Jacobo, who had been DCF's regional director in Miami-Dade County, told the House committee Tuesday that she has embarked on a sweeping change in the way the agency handles abuse cases. The goal is to shift from an incident-driven review of reported threats to children to one that provides a comprehensive assessment of a family's needs and gets them immediate assistance.
In the department's review of the recent child deaths, she said they have found a recurring theme: "There are chronic issues that we're not addressing that may leave a bad result later on."
Jacobo said she hopes to have in place a new safety framework at the agency by December. But her optimism was dashed by a more harsh critic of the system: Judge Larry Schack of the 19th Judicial Circuit in St. Lucie County.
A 23-year veteran of the bench, Schack serves as the sole dependency judge in his county and, during that time has been responsible for the fate of 707 children, he said, "as though they were my own."
He called the dependency system in Florida broken because "no one is in charge," resources are "woefully inadequate," assistance is illusory and those factors breed a "cycle of tragedy."
"In the 33 years I've lived in Florida, I have observed the repetitive cycle of child injuries, disappearances and deaths and the resulting well-intentioned changes to the system that never cure the problems,'' he said.

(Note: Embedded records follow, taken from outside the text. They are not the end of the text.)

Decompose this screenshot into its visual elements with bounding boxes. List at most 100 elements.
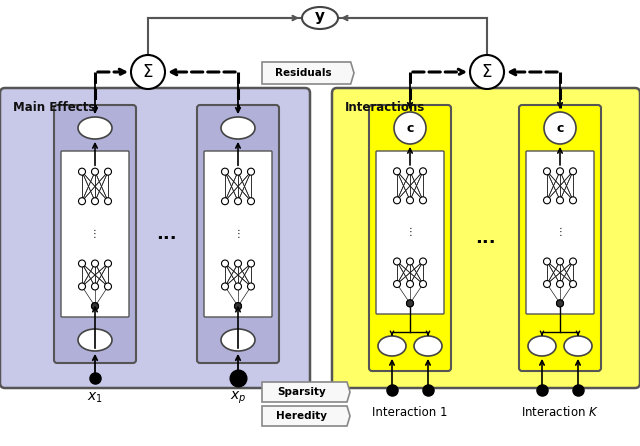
Circle shape <box>104 198 111 205</box>
Circle shape <box>248 168 255 175</box>
Circle shape <box>406 197 413 204</box>
Circle shape <box>104 260 111 267</box>
Circle shape <box>221 283 228 290</box>
FancyBboxPatch shape <box>369 105 451 371</box>
Text: ⋮: ⋮ <box>405 227 415 238</box>
Text: ⋮: ⋮ <box>555 227 565 238</box>
Circle shape <box>570 168 577 175</box>
Circle shape <box>406 168 413 175</box>
Circle shape <box>131 55 165 89</box>
FancyBboxPatch shape <box>332 88 640 388</box>
FancyBboxPatch shape <box>204 151 272 317</box>
Circle shape <box>406 300 413 307</box>
FancyBboxPatch shape <box>0 88 310 388</box>
Ellipse shape <box>78 117 112 139</box>
Circle shape <box>234 260 241 267</box>
Text: Σ: Σ <box>143 63 153 81</box>
Text: Sparsity: Sparsity <box>277 387 326 397</box>
FancyBboxPatch shape <box>376 151 444 314</box>
Circle shape <box>104 283 111 290</box>
Text: ⋮: ⋮ <box>233 229 243 239</box>
Circle shape <box>104 168 111 175</box>
Circle shape <box>557 300 563 307</box>
Circle shape <box>394 197 401 204</box>
Circle shape <box>557 258 563 265</box>
Circle shape <box>544 112 576 144</box>
Ellipse shape <box>221 329 255 351</box>
Circle shape <box>557 168 563 175</box>
Circle shape <box>419 197 426 204</box>
Text: $\mathbf{y}$: $\mathbf{y}$ <box>314 10 326 26</box>
Circle shape <box>394 281 401 288</box>
Circle shape <box>570 197 577 204</box>
Circle shape <box>419 168 426 175</box>
Circle shape <box>92 303 99 310</box>
Circle shape <box>543 168 550 175</box>
Circle shape <box>557 281 563 288</box>
Ellipse shape <box>221 117 255 139</box>
Circle shape <box>92 260 99 267</box>
Circle shape <box>419 258 426 265</box>
Circle shape <box>406 281 413 288</box>
Circle shape <box>221 168 228 175</box>
Circle shape <box>248 283 255 290</box>
Text: Main Effects: Main Effects <box>13 101 95 114</box>
FancyBboxPatch shape <box>61 151 129 317</box>
Circle shape <box>419 281 426 288</box>
Text: Interaction $K$: Interaction $K$ <box>521 405 599 419</box>
Text: ...: ... <box>156 225 177 243</box>
Circle shape <box>234 303 241 310</box>
Circle shape <box>394 258 401 265</box>
Text: Interaction 1: Interaction 1 <box>372 405 448 418</box>
FancyBboxPatch shape <box>519 105 601 371</box>
Polygon shape <box>262 406 350 426</box>
Circle shape <box>406 300 413 307</box>
Circle shape <box>406 258 413 265</box>
FancyBboxPatch shape <box>197 105 279 363</box>
Circle shape <box>79 260 86 267</box>
Text: Σ: Σ <box>482 63 492 81</box>
Text: $x_p$: $x_p$ <box>230 390 246 406</box>
Circle shape <box>470 55 504 89</box>
Circle shape <box>221 260 228 267</box>
Ellipse shape <box>414 336 442 356</box>
Circle shape <box>234 198 241 205</box>
Circle shape <box>570 258 577 265</box>
Circle shape <box>234 283 241 290</box>
Text: $x_1$: $x_1$ <box>87 391 103 405</box>
Text: ...: ... <box>475 229 495 247</box>
Circle shape <box>92 283 99 290</box>
Circle shape <box>92 168 99 175</box>
Text: Interactions: Interactions <box>345 101 425 114</box>
Circle shape <box>248 260 255 267</box>
Ellipse shape <box>528 336 556 356</box>
Ellipse shape <box>564 336 592 356</box>
Circle shape <box>248 198 255 205</box>
Circle shape <box>234 303 241 310</box>
Text: ⋮: ⋮ <box>90 229 100 239</box>
Polygon shape <box>262 62 354 84</box>
Text: c: c <box>556 121 564 135</box>
Circle shape <box>92 303 99 310</box>
Circle shape <box>234 168 241 175</box>
Ellipse shape <box>302 7 338 29</box>
Ellipse shape <box>78 329 112 351</box>
Circle shape <box>92 198 99 205</box>
Circle shape <box>570 281 577 288</box>
Circle shape <box>557 300 563 307</box>
FancyBboxPatch shape <box>54 105 136 363</box>
Text: Heredity: Heredity <box>276 411 327 421</box>
Circle shape <box>543 281 550 288</box>
Polygon shape <box>262 382 350 402</box>
Circle shape <box>221 198 228 205</box>
Text: c: c <box>406 121 413 135</box>
Ellipse shape <box>378 336 406 356</box>
Circle shape <box>394 112 426 144</box>
Circle shape <box>557 197 563 204</box>
Text: Residuals: Residuals <box>275 68 332 78</box>
Circle shape <box>543 258 550 265</box>
Circle shape <box>543 197 550 204</box>
FancyBboxPatch shape <box>526 151 594 314</box>
Circle shape <box>79 198 86 205</box>
Circle shape <box>79 283 86 290</box>
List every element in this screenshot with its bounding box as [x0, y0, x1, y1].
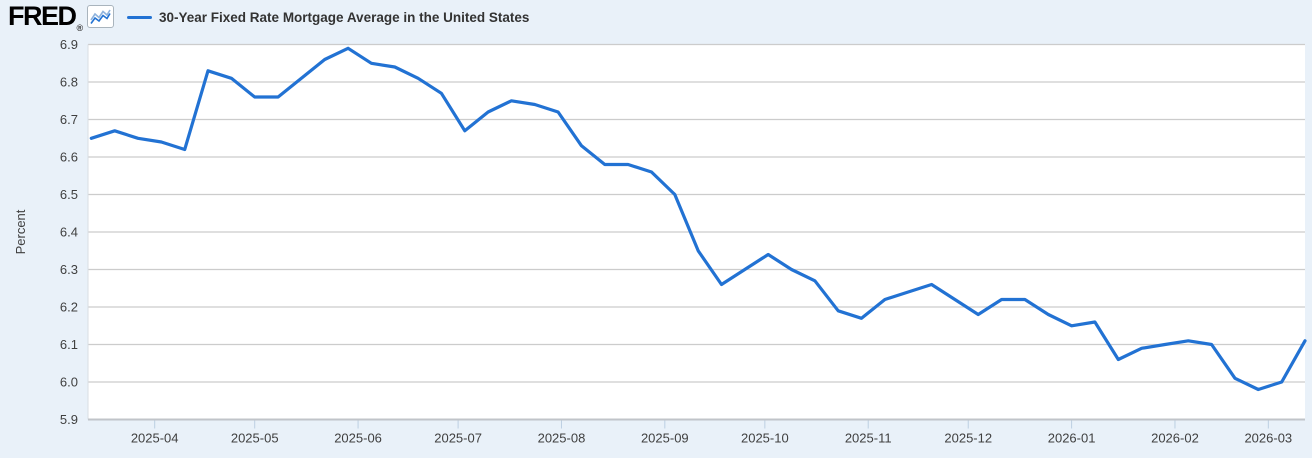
y-tick-label: 6.7 — [60, 112, 78, 127]
y-tick-label: 6.6 — [60, 150, 78, 165]
y-tick-label: 6.0 — [60, 375, 78, 390]
fred-logo-text: FRED — [8, 1, 77, 31]
x-tick-label: 2025-10 — [741, 431, 789, 446]
y-tick-label: 6.5 — [60, 187, 78, 202]
x-tick-label: 2025-11 — [845, 431, 892, 446]
x-tick-label: 2026-03 — [1244, 431, 1292, 446]
series-legend: 30-Year Fixed Rate Mortgage Average in t… — [127, 8, 529, 26]
y-tick-label: 6.2 — [60, 300, 78, 315]
line-chart-icon[interactable] — [87, 5, 114, 28]
y-tick-label: 5.9 — [60, 412, 78, 427]
x-tick-label: 2025-04 — [131, 431, 179, 446]
chart-header: FRED® 30-Year Fixed Rate Mortgage Averag… — [0, 0, 1312, 40]
x-tick-label: 2025-07 — [434, 431, 482, 446]
y-tick-label: 6.8 — [60, 75, 78, 90]
x-tick-label: 2025-08 — [538, 431, 586, 446]
line-chart-icon-glyph — [90, 9, 111, 24]
series-line-mortgage-rate[interactable] — [89, 46, 1307, 392]
x-tick-label: 2025-09 — [641, 431, 689, 446]
series-title[interactable]: 30-Year Fixed Rate Mortgage Average in t… — [159, 9, 530, 25]
y-tick-label: 6.4 — [60, 225, 78, 240]
fred-logo[interactable]: FRED® — [8, 1, 83, 43]
registered-trademark: ® — [76, 23, 84, 33]
y-axis-title: Percent — [13, 209, 28, 254]
x-tick-label: 2025-06 — [334, 431, 382, 446]
y-tick-label: 6.9 — [60, 37, 78, 52]
series-color-swatch — [127, 15, 152, 19]
x-tick-label: 2025-12 — [944, 431, 992, 446]
y-tick-label: 6.1 — [60, 337, 78, 352]
x-tick-label: 2025-05 — [231, 431, 279, 446]
y-tick-label: 6.3 — [60, 262, 78, 277]
x-tick-label: 2026-01 — [1048, 431, 1096, 446]
x-tick-label: 2026-02 — [1151, 431, 1199, 446]
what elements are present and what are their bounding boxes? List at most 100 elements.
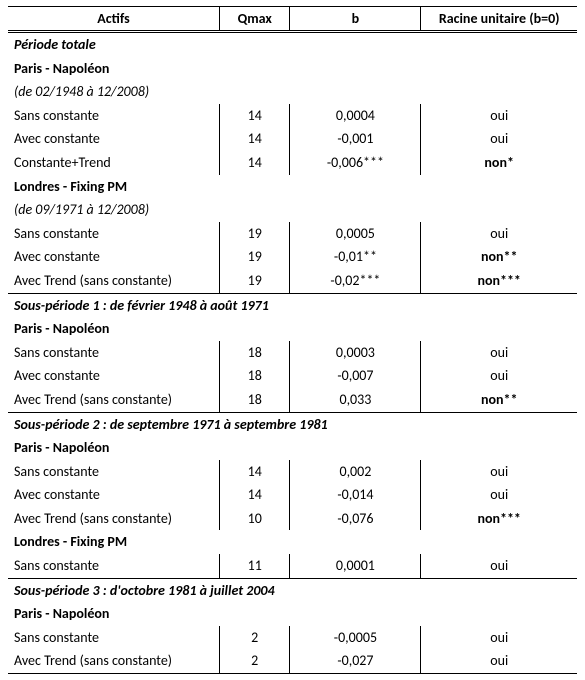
table-row: Sans constante140,002oui: [8, 460, 577, 484]
table-row: Avec constante14-0,014oui: [8, 483, 577, 507]
group-header: Londres - Fixing PM: [8, 530, 577, 554]
header-racine: Racine unitaire (b=0): [421, 7, 577, 32]
section-title-row: Sous-période 3 : d'octobre 1981 à juille…: [8, 578, 577, 602]
cell-b: -0,001: [290, 127, 421, 151]
cell-b: 0,033: [290, 388, 421, 412]
section-title: Période totale: [8, 32, 577, 57]
cell-b: -0,007: [290, 364, 421, 388]
cell-b: 0,002: [290, 460, 421, 484]
cell-label: Sans constante: [8, 104, 219, 128]
cell-label: Sans constante: [8, 341, 219, 365]
group-note: (de 09/1971 à 12/2008): [8, 198, 577, 222]
cell-b: 0,0005: [290, 222, 421, 246]
group-header-row: Paris - Napoléon: [8, 436, 577, 460]
section-title-row: Période totale: [8, 32, 577, 57]
section-title: Sous-période 1 : de février 1948 à août …: [8, 293, 577, 317]
table-row: Constante+Trend14-0,006***non*: [8, 151, 577, 175]
section-title-row: Sous-période 2 : de septembre 1971 à sep…: [8, 412, 577, 436]
group-header-row: Londres - Fixing PM: [8, 175, 577, 199]
cell-racine: oui: [421, 341, 577, 365]
cell-b: -0,01**: [290, 245, 421, 269]
cell-b: 0,0001: [290, 554, 421, 578]
cell-qmax: 18: [219, 388, 289, 412]
cell-racine: oui: [421, 104, 577, 128]
cell-b: -0,014: [290, 483, 421, 507]
table-row: Avec Trend (sans constante)2-0,027oui: [8, 649, 577, 673]
section-title: Sous-période 2 : de septembre 1971 à sep…: [8, 412, 577, 436]
cell-racine: oui: [421, 649, 577, 673]
section-title: Sous-période 3 : d'octobre 1981 à juille…: [8, 578, 577, 602]
table-row: Avec constante14-0,001oui: [8, 127, 577, 151]
group-header-row: Paris - Napoléon: [8, 317, 577, 341]
table-container: Actifs Qmax b Racine unitaire (b=0) Péri…: [0, 0, 585, 680]
group-header: Paris - Napoléon: [8, 602, 577, 626]
cell-label: Sans constante: [8, 554, 219, 578]
table-body: Période totaleParis - Napoléon(de 02/194…: [8, 32, 577, 674]
header-actifs: Actifs: [8, 7, 219, 32]
cell-label: Avec constante: [8, 364, 219, 388]
group-note-row: (de 09/1971 à 12/2008): [8, 198, 577, 222]
cell-b: 0,0003: [290, 341, 421, 365]
table-row: Avec Trend (sans constante)180,033non**: [8, 388, 577, 412]
cell-label: Sans constante: [8, 626, 219, 650]
header-b: b: [290, 7, 421, 32]
cell-label: Constante+Trend: [8, 151, 219, 175]
cell-label: Avec Trend (sans constante): [8, 269, 219, 293]
cell-qmax: 18: [219, 364, 289, 388]
cell-label: Sans constante: [8, 222, 219, 246]
cell-b: -0,076: [290, 507, 421, 531]
cell-label: Sans constante: [8, 460, 219, 484]
cell-qmax: 2: [219, 649, 289, 673]
cell-qmax: 14: [219, 104, 289, 128]
table-row: Sans constante2-0,0005oui: [8, 626, 577, 650]
cell-racine: non**: [421, 245, 577, 269]
cell-racine: oui: [421, 483, 577, 507]
cell-qmax: 19: [219, 222, 289, 246]
group-note: (de 02/1948 à 12/2008): [8, 80, 577, 104]
cell-qmax: 18: [219, 341, 289, 365]
group-header: Londres - Fixing PM: [8, 175, 577, 199]
cell-racine: oui: [421, 626, 577, 650]
group-header-row: Londres - Fixing PM: [8, 530, 577, 554]
group-header-row: Paris - Napoléon: [8, 57, 577, 81]
cell-qmax: 19: [219, 269, 289, 293]
cell-b: 0,0004: [290, 104, 421, 128]
cell-qmax: 14: [219, 127, 289, 151]
cell-qmax: 14: [219, 483, 289, 507]
data-table: Actifs Qmax b Racine unitaire (b=0) Péri…: [8, 6, 577, 674]
group-header: Paris - Napoléon: [8, 57, 577, 81]
cell-racine: non***: [421, 507, 577, 531]
cell-b: -0,0005: [290, 626, 421, 650]
cell-label: Avec Trend (sans constante): [8, 507, 219, 531]
table-row: Sans constante140,0004oui: [8, 104, 577, 128]
header-row: Actifs Qmax b Racine unitaire (b=0): [8, 7, 577, 32]
header-qmax: Qmax: [219, 7, 289, 32]
cell-label: Avec Trend (sans constante): [8, 388, 219, 412]
cell-racine: oui: [421, 127, 577, 151]
table-row: Sans constante190,0005oui: [8, 222, 577, 246]
cell-qmax: 14: [219, 460, 289, 484]
table-row: Avec constante18-0,007oui: [8, 364, 577, 388]
cell-label: Avec constante: [8, 127, 219, 151]
cell-racine: oui: [421, 554, 577, 578]
cell-racine: non**: [421, 388, 577, 412]
cell-label: Avec constante: [8, 245, 219, 269]
cell-racine: non***: [421, 269, 577, 293]
cell-b: -0,027: [290, 649, 421, 673]
table-row: Avec constante19-0,01**non**: [8, 245, 577, 269]
cell-b: -0,006***: [290, 151, 421, 175]
group-header: Paris - Napoléon: [8, 317, 577, 341]
cell-qmax: 10: [219, 507, 289, 531]
cell-label: Avec constante: [8, 483, 219, 507]
cell-qmax: 14: [219, 151, 289, 175]
cell-racine: oui: [421, 222, 577, 246]
table-row: Sans constante180,0003oui: [8, 341, 577, 365]
cell-racine: oui: [421, 460, 577, 484]
cell-racine: oui: [421, 364, 577, 388]
cell-qmax: 2: [219, 626, 289, 650]
group-header-row: Paris - Napoléon: [8, 602, 577, 626]
cell-qmax: 19: [219, 245, 289, 269]
cell-racine: non*: [421, 151, 577, 175]
group-header: Paris - Napoléon: [8, 436, 577, 460]
cell-label: Avec Trend (sans constante): [8, 649, 219, 673]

While other speakers told the committee that Florida's community-based system is a model for the nation, Schack described it as a fragmented system that deprives the DCF secretary the authority he or she needs to keep the system accountable.
For example, in some counties, sheriffs investigate child abuse cases, in others the secretary controls it, he said. In some counties, DCF controls the attorneys who prosecute abuse and neglect, while others rely on the attorney general. The secretary, he said, doesn't control adoptions and doesn't control who gets what service — because it is contracted out with community-based care organizations.
"The bottom line is that there is no vertical control over the system," Schack said.